Storage

Storage volumes

SFM stores data on 2 volumes:

  • sfm-data: The data volume is where SFM stores the harvested social media content, the db files, and exports. This is described in more detail below. It is available within containers as /sfm-data.
  • sfm-processing: The processing volume is where processed data is stored when using a processing container. (See Command-line exporting/processing.) It is available within containers as /sfm-processing.

Volume types

There are 2 types of volumes:

  • Internal to Docker. The files on the volume will only be available from within Docker containers.
  • Linked to a host location. The files on the volumes will be available from within Docker containers and from the host operating system.

The type of volume is specified in the .env file. When selecting a link to a host location, the path on the host environment must be specified:

# Docker internal volume
DATA_VOLUME=/sfm-data
# Linked to host location
#DATA_VOLUME=/src/sfm-data:/sfm-data
# Docker internal volume
PROCESSING_VOLUME=/sfm-processing
# Linked to host location
#PROCESSING_VOLUME=/src/sfm-processing:/sfm-processing

We recommend that you use an internal volume only for development; for other uses linking to a host location is recommended. This make it easier to place the data on specific storage devices (e.g., NFS or EBS) and to backup the data.

File ownership

SFM files are owned by the sfm user (default uid 990) in the sfm group (default gid 990). If you use a link to a host location and list the files, the uid and gid may be listed instead of the user and group names.

If you shell into a Docker container, you will be the root user. Make sure that any operations you perform will not leave behind files that do not have appropriate permissions for the sfm user.

Note then when using Docker for Mac and linking to a host location, the file ownership may not appear as expected.

Directory structure of sfm-data

The following is a outline of the structure of sfm-data:

/sfm-data/
    collection_set/
        <collection set id>
            README.txt (README for collection set)
            <collection id>/
                README.txt (README for collection)
                state.json (Harvest state record)
                records/
                    JSON records for the collection metadata
                <year>/<month>/<day>/<hour>/
                    WARC files
    containers/
        <container id>/
            Working files for individual containers
    export/
        <export id>/
            Export files
    postgresql/
        Postgres db files

Space warnings

SFM will monitor free space on sfm-data and sfm-processing. Administrators will be notified when the amount of free space crosses a configurable threshold. The threshold is set in the .env file:

# sfm-data free space threshold to send notification emails,only ends with MB,GB,TB. eg. 500MB,10GB,1TB
DATA_VOLUME_THRESHOLD=10GB
# sfm-processing free space threshold to send notification emails,only ends with MB,GB,TB. eg. 500MB,10GB,1TB
PROCESSING_VOLUME_THRESHOLD=10GB

Moving from a Docker internal volume to a linked volume

These instructions are for Ubuntu. They may need to be adjusted for other operating systems.

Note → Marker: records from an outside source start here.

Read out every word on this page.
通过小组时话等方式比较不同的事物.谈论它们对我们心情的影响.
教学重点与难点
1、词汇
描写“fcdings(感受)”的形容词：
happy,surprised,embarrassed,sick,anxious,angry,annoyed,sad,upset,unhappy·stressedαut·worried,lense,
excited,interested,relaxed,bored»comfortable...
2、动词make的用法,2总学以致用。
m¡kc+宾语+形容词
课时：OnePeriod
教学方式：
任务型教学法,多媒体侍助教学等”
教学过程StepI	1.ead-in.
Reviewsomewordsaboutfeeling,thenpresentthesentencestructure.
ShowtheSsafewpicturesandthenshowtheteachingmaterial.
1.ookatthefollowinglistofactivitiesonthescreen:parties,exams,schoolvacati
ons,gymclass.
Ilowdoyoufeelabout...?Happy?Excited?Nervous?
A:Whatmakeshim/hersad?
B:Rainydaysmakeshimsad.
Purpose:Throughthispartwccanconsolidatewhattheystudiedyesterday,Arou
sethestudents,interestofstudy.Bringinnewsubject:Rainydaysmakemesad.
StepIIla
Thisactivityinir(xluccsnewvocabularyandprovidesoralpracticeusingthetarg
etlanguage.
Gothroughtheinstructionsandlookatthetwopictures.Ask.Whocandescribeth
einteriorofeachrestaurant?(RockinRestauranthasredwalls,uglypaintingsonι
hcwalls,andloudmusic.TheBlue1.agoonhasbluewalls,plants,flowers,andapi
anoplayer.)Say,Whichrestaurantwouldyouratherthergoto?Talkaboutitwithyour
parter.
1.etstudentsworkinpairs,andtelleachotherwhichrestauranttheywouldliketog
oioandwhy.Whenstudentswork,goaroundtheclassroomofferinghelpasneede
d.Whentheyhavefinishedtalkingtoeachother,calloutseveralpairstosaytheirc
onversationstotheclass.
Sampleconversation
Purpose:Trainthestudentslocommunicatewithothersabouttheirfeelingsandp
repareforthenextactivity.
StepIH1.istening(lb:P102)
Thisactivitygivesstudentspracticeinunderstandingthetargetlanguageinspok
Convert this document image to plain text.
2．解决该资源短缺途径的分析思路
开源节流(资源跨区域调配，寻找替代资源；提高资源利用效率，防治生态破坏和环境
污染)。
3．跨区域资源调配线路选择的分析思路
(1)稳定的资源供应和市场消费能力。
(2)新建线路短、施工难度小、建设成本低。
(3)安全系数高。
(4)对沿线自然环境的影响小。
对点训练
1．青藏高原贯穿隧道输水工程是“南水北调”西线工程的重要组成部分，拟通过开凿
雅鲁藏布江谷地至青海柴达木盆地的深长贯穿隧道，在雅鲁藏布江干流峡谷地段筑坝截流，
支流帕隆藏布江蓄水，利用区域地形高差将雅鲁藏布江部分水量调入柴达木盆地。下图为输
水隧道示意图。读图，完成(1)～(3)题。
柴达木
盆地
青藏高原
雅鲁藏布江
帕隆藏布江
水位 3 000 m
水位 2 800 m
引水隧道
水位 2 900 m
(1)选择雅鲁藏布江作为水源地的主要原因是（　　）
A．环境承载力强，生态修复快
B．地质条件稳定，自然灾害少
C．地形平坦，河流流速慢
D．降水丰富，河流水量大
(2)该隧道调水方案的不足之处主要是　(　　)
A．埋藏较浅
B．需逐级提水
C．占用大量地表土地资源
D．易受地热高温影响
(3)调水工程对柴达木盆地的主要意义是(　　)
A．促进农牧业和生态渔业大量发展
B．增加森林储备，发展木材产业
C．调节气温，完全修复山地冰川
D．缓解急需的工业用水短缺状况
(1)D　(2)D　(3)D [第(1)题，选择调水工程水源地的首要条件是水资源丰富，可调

  1. Stop docker containers:

    docker-compose stop
    
  2. Copy sfm-data contents from inside the container to a linked volume:

    sudo docker cp sfm_data_1:/sfm-data /
    
  3. Set ownership:

    sudo chown -R 990:990 /sfm-data/*
    
  4. Change .env:

    #DATA_VOLUME=/sfm-data
    DATA_VOLUME=/sfm-data:/sfm-data
    
  5. Restart containers:

    docker-compose up -d